La messe est dite, le nouveau cycle des saisons est annoncé : au printemps et à l'automne, nous serons confinés ; l'hiver, nous resterons à l'étable ; viendra la transhumance, l'été, où nous pourrons consommer... Oui, c'est parti, c'est maintenant, et on en a pour dix ans, vu le pourcentage des immunisés. Quelle époque ! Ce scénario semble encore insouciant car un autre virus peut apparaitre entre-temps... Quelle époque ! (bis). À moins d'accepter de devenir des transhumains, OGM mutés par des néo-vaccins... Quelle époque ! (ter).
Alors, pour changer de refrain, que nous dit l'art sur cette fameuse époque ? Tout d'abord, il faut remonter en arrière : au milieu du XXe siècle, l'art était utile et promettait le confort moderne pour le "plus grand nombre" grâce à la technique. Les artistes du progrès matériel sont donc des techniciens, des architectes, des décorateurs. Mais où en est l'art aujourd'hui même ? Peut-on identifier de la même manière un support ou une expression qui correspondrait au mieux à notre imaginaire actuel, à nos représentations esthétiques, à nos émotions partagées, à nos désirs collectifs, à nos peurs ? Encore une mauvaise nouvelle : tout espoir a disparu lorsque l'on a lu Considération sur l’état des Beaux-Arts de Jean Clair... Comment ne pas admettre avec lui la fin des arts au profit des pacotilles ? Depuis quarante ans, immeubles, meubles, tableaux, sculptures se transforment en supports provisoires programmés pour être de bons placements spéculatifs. Dans la civilisation du progrès financier, l'artiste-artisan se transmute en marketeur-communicant. La technique s'achève en technologie. Tout s'arrête là, quelque part dans les années 1980. Vraiment ?
Fin ou début ? Il faut se remémorer les années 1990 et la fascination qu'exerce alors Photoshop. L'art redevient illusion. La pensée magique de Lascaux, de la chapelle Sixtine, des formes nouvelles du mouvement Moderne, tout cela renaît dans l'hyper-réalisme virtuel. Nous y croyons, massivement. La sensation est tellement partagée qu'elle donne naissance au verbe "photoshoper" : visages parfaits, textures plastifiées, surfaces hygiénisées... La purification protestante gagne sa bataille contre la souillure catholique, avant l'arrivée de la violence islamiste.
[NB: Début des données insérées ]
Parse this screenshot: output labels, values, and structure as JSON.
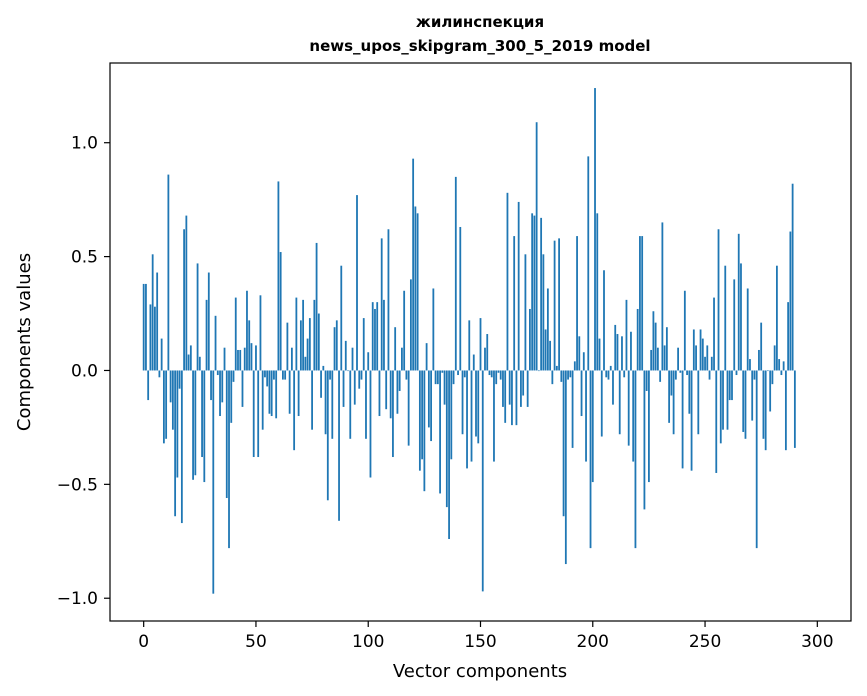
{
  "chart_data": {
    "type": "bar",
    "title": "жилинспекция",
    "subtitle": "news_upos_skipgram_300_5_2019 model",
    "xlabel": "Vector components",
    "ylabel": "Components values",
    "xlim": [
      -15,
      315
    ],
    "ylim": [
      -1.1,
      1.35
    ],
    "xticks": [
      0,
      50,
      100,
      150,
      200,
      250,
      300
    ],
    "xtick_labels": [
      "0",
      "50",
      "100",
      "150",
      "200",
      "250",
      "300"
    ],
    "yticks": [
      -1.0,
      -0.5,
      0.0,
      0.5,
      1.0
    ],
    "ytick_labels": [
      "−1.0",
      "−0.5",
      "0.0",
      "0.5",
      "1.0"
    ],
    "bar_color": "#1f77b4",
    "values": [
      0.38,
      0.38,
      -0.13,
      0.29,
      0.51,
      0.28,
      0.43,
      -0.03,
      0.14,
      -0.32,
      -0.3,
      0.86,
      -0.14,
      -0.26,
      -0.64,
      -0.47,
      -0.08,
      -0.67,
      0.62,
      0.68,
      0.07,
      0.11,
      -0.48,
      -0.46,
      0.47,
      0.06,
      -0.38,
      -0.49,
      0.31,
      0.43,
      -0.13,
      -0.98,
      0.24,
      -0.02,
      -0.2,
      -0.14,
      0.1,
      -0.56,
      -0.78,
      -0.23,
      -0.05,
      0.32,
      0.09,
      0.09,
      -0.16,
      0.1,
      0.35,
      0.22,
      0.12,
      -0.38,
      0.11,
      -0.38,
      0.33,
      -0.26,
      -0.03,
      -0.07,
      -0.19,
      -0.2,
      -0.04,
      -0.21,
      0.83,
      0.52,
      -0.04,
      -0.04,
      0.21,
      -0.19,
      0.1,
      -0.35,
      0.32,
      -0.2,
      0.22,
      0.31,
      0.06,
      0.14,
      0.23,
      -0.26,
      0.31,
      0.56,
      0.25,
      -0.12,
      0.02,
      -0.28,
      -0.57,
      -0.04,
      -0.3,
      0.19,
      0.22,
      -0.66,
      0.46,
      -0.16,
      0.13,
      0.0,
      -0.3,
      0.1,
      -0.15,
      0.77,
      -0.08,
      -0.04,
      0.23,
      -0.3,
      0.08,
      -0.47,
      0.3,
      0.27,
      0.3,
      -0.2,
      0.58,
      0.31,
      -0.17,
      0.62,
      -0.21,
      -0.38,
      0.19,
      -0.19,
      -0.09,
      0.1,
      0.35,
      -0.04,
      -0.33,
      0.4,
      0.93,
      0.72,
      0.69,
      -0.44,
      -0.39,
      -0.53,
      0.12,
      -0.25,
      -0.31,
      0.36,
      -0.06,
      -0.06,
      -0.54,
      -0.01,
      -0.15,
      -0.6,
      -0.74,
      -0.39,
      -0.06,
      0.85,
      -0.02,
      0.63,
      -0.28,
      -0.03,
      -0.43,
      0.22,
      -0.4,
      0.07,
      -0.29,
      -0.32,
      0.23,
      -0.97,
      0.1,
      0.16,
      -0.02,
      -0.03,
      -0.4,
      -0.06,
      -0.01,
      -0.04,
      -0.16,
      -0.23,
      0.78,
      -0.15,
      -0.24,
      0.59,
      -0.24,
      0.74,
      -0.16,
      -0.11,
      0.51,
      -0.16,
      0.27,
      0.69,
      0.68,
      1.09,
      0.0,
      0.67,
      0.51,
      0.18,
      0.36,
      0.13,
      -0.06,
      0.57,
      0.02,
      0.58,
      -0.05,
      -0.64,
      -0.85,
      -0.04,
      -0.03,
      -0.34,
      0.04,
      0.59,
      0.15,
      -0.2,
      0.08,
      -0.4,
      0.94,
      -0.78,
      -0.49,
      1.24,
      0.69,
      0.14,
      -0.29,
      0.44,
      -0.03,
      -0.04,
      0.02,
      -0.15,
      0.2,
      0.16,
      -0.28,
      0.15,
      -0.03,
      0.31,
      -0.33,
      0.17,
      -0.4,
      -0.78,
      0.27,
      0.59,
      0.59,
      -0.61,
      -0.09,
      -0.49,
      0.09,
      0.26,
      0.21,
      0.1,
      -0.05,
      0.65,
      0.11,
      0.19,
      -0.23,
      -0.11,
      -0.28,
      -0.04,
      0.1,
      -0.01,
      -0.43,
      0.35,
      -0.02,
      -0.19,
      -0.44,
      0.18,
      0.11,
      -0.28,
      0.18,
      0.14,
      0.06,
      0.11,
      -0.04,
      0.06,
      0.32,
      -0.45,
      0.62,
      -0.32,
      -0.26,
      0.46,
      -0.26,
      -0.13,
      -0.13,
      0.4,
      -0.02,
      0.6,
      0.47,
      -0.27,
      -0.3,
      0.36,
      0.05,
      -0.22,
      -0.04,
      -0.78,
      0.09,
      0.21,
      -0.3,
      -0.35,
      0.0,
      -0.18,
      -0.06,
      0.11,
      0.46,
      0.05,
      -0.02,
      0.04,
      -0.35,
      0.3,
      0.61,
      0.82,
      -0.34
    ]
  }
}
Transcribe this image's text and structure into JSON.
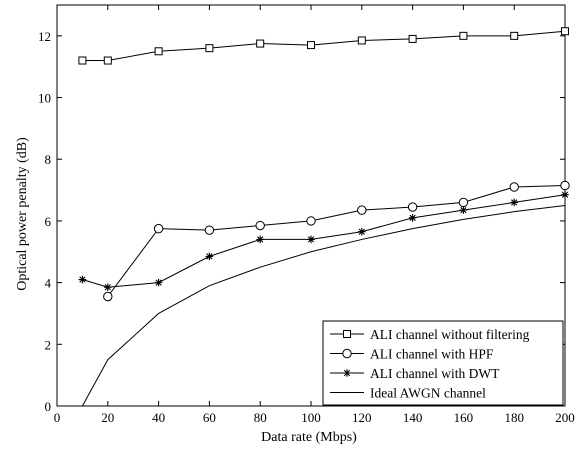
{
  "chart_data": {
    "type": "line",
    "title": "",
    "xlabel": "Data rate (Mbps)",
    "ylabel": "Optical power penalty (dB)",
    "xlim": [
      0,
      200
    ],
    "ylim": [
      0,
      13
    ],
    "xticks": [
      0,
      20,
      40,
      60,
      80,
      100,
      120,
      140,
      160,
      180,
      200
    ],
    "yticks": [
      0,
      2,
      4,
      6,
      8,
      10,
      12
    ],
    "grid": false,
    "legend_position": "bottom-right",
    "series": [
      {
        "name": "ALI channel without filtering",
        "marker": "square",
        "x": [
          10,
          20,
          40,
          60,
          80,
          100,
          120,
          140,
          160,
          180,
          200
        ],
        "y": [
          11.2,
          11.2,
          11.5,
          11.6,
          11.75,
          11.7,
          11.85,
          11.9,
          12.0,
          12.0,
          12.15
        ]
      },
      {
        "name": "ALI channel with HPF",
        "marker": "circle",
        "x": [
          20,
          40,
          60,
          80,
          100,
          120,
          140,
          160,
          180,
          200
        ],
        "y": [
          3.55,
          5.75,
          5.7,
          5.85,
          6.0,
          6.35,
          6.45,
          6.6,
          7.1,
          7.15
        ]
      },
      {
        "name": "ALI channel with DWT",
        "marker": "star",
        "x": [
          10,
          20,
          40,
          60,
          80,
          100,
          120,
          140,
          160,
          180,
          200
        ],
        "y": [
          4.1,
          3.85,
          4.0,
          4.85,
          5.4,
          5.4,
          5.65,
          6.1,
          6.35,
          6.6,
          6.85
        ]
      },
      {
        "name": "Ideal AWGN channel",
        "marker": "none",
        "x": [
          10,
          20,
          40,
          60,
          80,
          100,
          120,
          140,
          160,
          180,
          200
        ],
        "y": [
          0.0,
          1.5,
          3.0,
          3.9,
          4.5,
          5.0,
          5.4,
          5.75,
          6.05,
          6.3,
          6.5
        ]
      }
    ]
  }
}
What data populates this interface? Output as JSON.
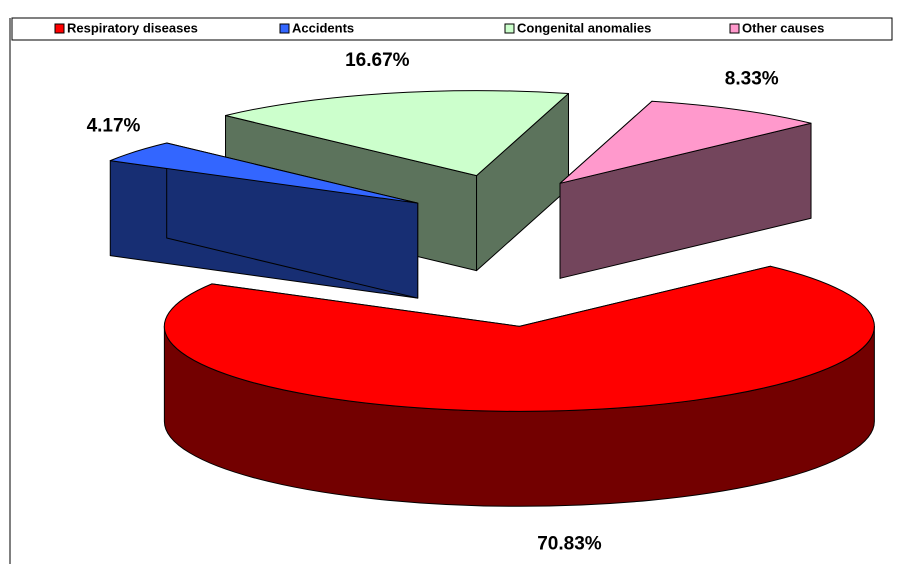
{
  "chart_data": {
    "type": "pie3d",
    "categories": [
      "Respiratory diseases",
      "Accidents",
      "Congenital anomalies",
      "Other causes"
    ],
    "values": [
      70.83,
      4.17,
      16.67,
      8.33
    ],
    "value_labels": [
      "70.83%",
      "4.17%",
      "16.67%",
      "8.33%"
    ],
    "colors": [
      "#ff0000",
      "#3366ff",
      "#ccffcc",
      "#ff99cc"
    ],
    "legend": "top"
  }
}
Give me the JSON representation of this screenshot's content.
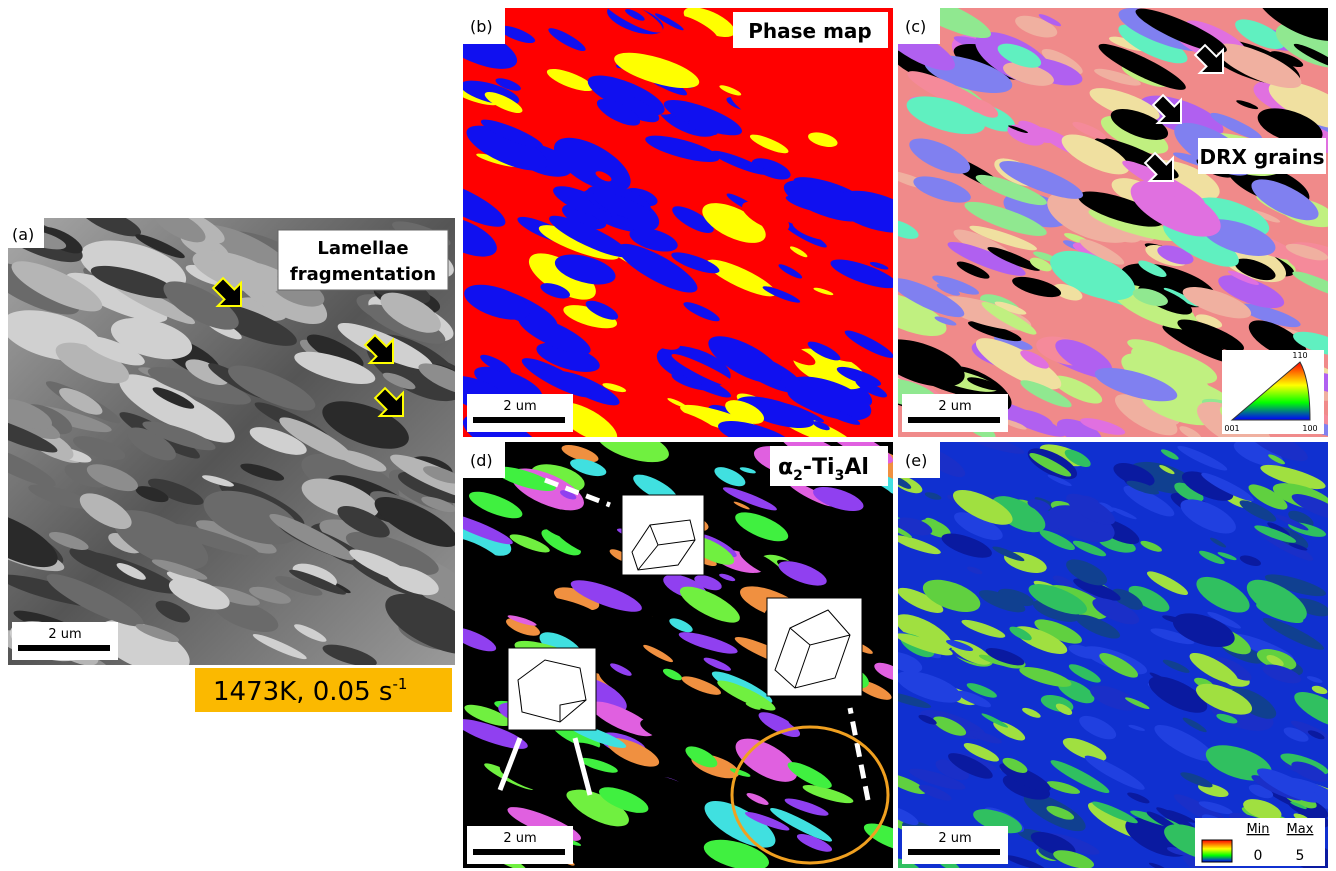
{
  "panels": [
    {
      "label": "(a)",
      "annotation": [
        "Lamellae",
        "fragmentation"
      ],
      "scale_bar": "2 um"
    },
    {
      "label": "(b)",
      "annotation": "Phase map",
      "scale_bar": "2 um"
    },
    {
      "label": "(c)",
      "annotation": "DRX grains",
      "scale_bar": "2 um",
      "ipf_key": {
        "top": "110",
        "left": "001",
        "right": "100"
      }
    },
    {
      "label": "(d)",
      "annotation": {
        "parts": [
          "α",
          "2",
          "-Ti",
          "3",
          "Al"
        ]
      },
      "scale_bar": "2 um"
    },
    {
      "label": "(e)",
      "scale_bar": "2 um",
      "legend": {
        "min_label": "Min",
        "max_label": "Max",
        "min": 0,
        "max": 5
      }
    }
  ],
  "condition": {
    "text": "1473K, 0.05 s",
    "superscript": "-1"
  }
}
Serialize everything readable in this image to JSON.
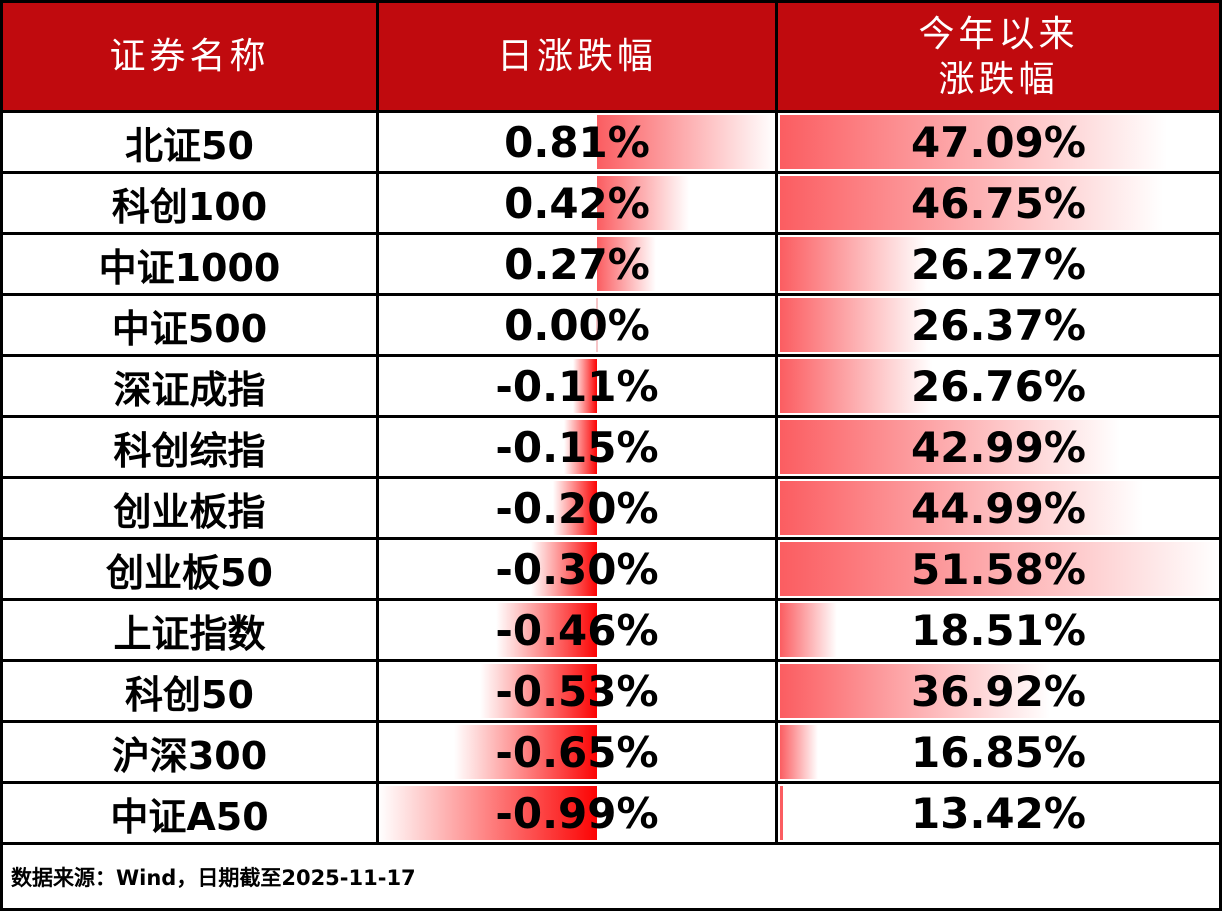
{
  "colors": {
    "header_bg": "#C00A0E",
    "positive_bar": "#FB5D61",
    "negative_bar": "#FC0404",
    "border": "#000000",
    "text": "#000000",
    "header_text": "#FFFFFF"
  },
  "header": {
    "col1": "证券名称",
    "col2": "日涨跌幅",
    "col3_line1": "今年以来",
    "col3_line2": "涨跌幅"
  },
  "footer": {
    "source": "数据来源：Wind，日期截至2025-11-17"
  },
  "chart_data": {
    "type": "table",
    "columns": [
      "证券名称",
      "日涨跌幅",
      "今年以来涨跌幅"
    ],
    "daily_axis": {
      "min": -0.99,
      "max": 0.81
    },
    "ytd_axis": {
      "min": 13.42,
      "max": 51.58
    },
    "rows": [
      {
        "name": "北证50",
        "daily": "0.81%",
        "daily_value": 0.81,
        "ytd": "47.09%",
        "ytd_value": 47.09
      },
      {
        "name": "科创100",
        "daily": "0.42%",
        "daily_value": 0.42,
        "ytd": "46.75%",
        "ytd_value": 46.75
      },
      {
        "name": "中证1000",
        "daily": "0.27%",
        "daily_value": 0.27,
        "ytd": "26.27%",
        "ytd_value": 26.27
      },
      {
        "name": "中证500",
        "daily": "0.00%",
        "daily_value": 0.0,
        "ytd": "26.37%",
        "ytd_value": 26.37
      },
      {
        "name": "深证成指",
        "daily": "-0.11%",
        "daily_value": -0.11,
        "ytd": "26.76%",
        "ytd_value": 26.76
      },
      {
        "name": "科创综指",
        "daily": "-0.15%",
        "daily_value": -0.15,
        "ytd": "42.99%",
        "ytd_value": 42.99
      },
      {
        "name": "创业板指",
        "daily": "-0.20%",
        "daily_value": -0.2,
        "ytd": "44.99%",
        "ytd_value": 44.99
      },
      {
        "name": "创业板50",
        "daily": "-0.30%",
        "daily_value": -0.3,
        "ytd": "51.58%",
        "ytd_value": 51.58
      },
      {
        "name": "上证指数",
        "daily": "-0.46%",
        "daily_value": -0.46,
        "ytd": "18.51%",
        "ytd_value": 18.51
      },
      {
        "name": "科创50",
        "daily": "-0.53%",
        "daily_value": -0.53,
        "ytd": "36.92%",
        "ytd_value": 36.92
      },
      {
        "name": "沪深300",
        "daily": "-0.65%",
        "daily_value": -0.65,
        "ytd": "16.85%",
        "ytd_value": 16.85
      },
      {
        "name": "中证A50",
        "daily": "-0.99%",
        "daily_value": -0.99,
        "ytd": "13.42%",
        "ytd_value": 13.42
      }
    ]
  }
}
Tout est affaire de religion ? Mon Dieu, non ! Cet affrontement reflète l'air du temps, mais l'art fait mieux. Il agit de manières sympathique, empathique, esthétique. Il mémorise et parfois - beaucoup plus rarement - il anticipe. Au tournant des années 2000, les photographes nordiques sont à la mode car ils suivent le logiciel, épurent corps, paysages, intérieurs, mettent en image le happy end de l'Histoire prophétisé par Fukuyama. Cet art n'anticipe pas, il fige, interroge peu et s'effraie vite face au vide du Moi au milieu du Rien, ou du Rien au milieu du Moi... Non, mais décidément... Quelle époque ! (der) A contrario, Gilbert & George se rebiffent : Nous au centre de tout. Ils poussent la profusion, déplacent le libre Pop Art vers le numérique. Dans leur art pour tous, Photoshop devient photo-copiage, polychromique, excentrique, baroque. Absolutely Fabulous ! Inutile de s'étendre, tout le monde les connaît. Il y avait aussi Pascal Monteil. Avant qu'il ne se mette au tissage "réel", il utilisait Photoshop comme du photo-tissage. Il disloque les perspectives et invente des paysages, amplifiant "hystériquement" la distance de tous les éléments qui entrent dans ses univers de synthèse, comme ses naturistes qui flottent au milieu de la verdure. C'est l'an 2000....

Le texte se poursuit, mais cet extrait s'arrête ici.